LONDON — The U.K. government hailed an era of cheaper Australian wine and New Zealand kiwi fruit as free-trade agreements with the two Southern Hemisphere nations took effect Wednesday.
U.K. Business and Trade Secretary Kemi Badenoch said that the start of the first all-new trade deals that Britain has struck since it left the European Union marked “a historic moment.”
Economists, however, said the economic effect would be limited. Trade expert David Henig called the new deals “a bit of a nothingburger.”
The agreements remove tariffs on most goods, streamline some regulations and make it easier for Britons to work Down Under, and for Aussies and Kiwis to work in the U.K.
Britain marked the occasion by sending the Australian and New Zealand governments care packages of products it hopes will get an export boost, including Welsh whiskey, English gin, leather bags from the Cambridge Satchel Co. and Beano, a kids’ comic book.
The U.K. says the deals will boost bilateral trade by 53% with Australia and 59% with New Zealand, though the overall volumes are relatively modest: Australia accounts for 0.9% of U.K. trade, and New Zealand for 0.2%.
Henig, director of the U.K. Trade Policy Project at the European Centre for International Political Economy, said that the deals “could make bits and pieces of difference. For individual companies it can make a difference.”
But, he said, “the likeliest outcome is very little changes.”
Many economists say no amount of new trade deals will make up for the economic hit of leaving the EU, which before Brexit accounted for about half of all U.K. trade.
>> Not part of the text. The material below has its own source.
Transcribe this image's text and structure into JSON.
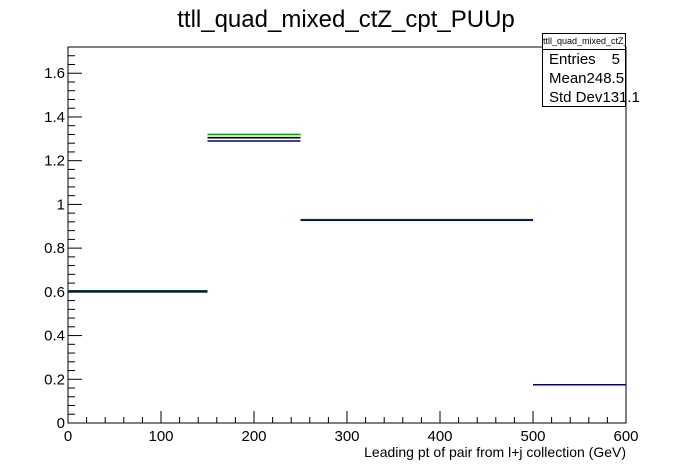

Britain’s exit erected new trade barriers with the bloc, an economic behemoth of 27 countries and 500 million people.
Britain’s independent Office for Budget Responsibility estimates Brexit knocked 4% off U.K. gross domestic product. The new deals together are expected to bring an estimated boost to GDP of about 0.1% by 2035.
Some former U.K. government officials also say the deals are skewed towards Australia and New Zealand. Ex-Environment Secretary George Eustice, who was a member of the government when the deal was struck, said last year that “the U.K. gave away far too much for far too little in return.”
British farmers, meanwhile, fear beef and lamb from the antipodean nations’ large livestock industries will flood the British market under the deal’s vastly increased quotas. The U.K. government insists the deals have “robust protections” for British farmers.
Sue Davies, head of consumer rights and food policy at U.K. consumer organization Which?, said the group’s research suggested people want trade deals that prioritize “high food, product safety, data protection and environmental standards.”
“The success of trade agreements will be judged on what they deliver for ordinary people in their everyday lives, not just the export opportunities they provide.”
The ability to strike new trade deals around the world was touted as a Brexit benefit by those who argued Britain would be better off outside the EU. But deals have been slow in coming, though the U.K. has rolled over several agreements that it had when it was part of the bloc, and is on course to join the trans-Pacific trade partnership that includes Japan, Canada and Vietnam.
Before Brexit, then Prime Minister Boris Johnson touted a future free trade deal with the United States as one of the great prizes of Brexit.
Next week, his successor, Rishi Sunak, is due to visit Washington for talks with U.S. President Joe Biden. A trade deal isn’t even on the agenda.
“We are not seeking to pursue a free-trade deal with the U.S. currently,” Sunak spokesman Max Blain said Tuesday.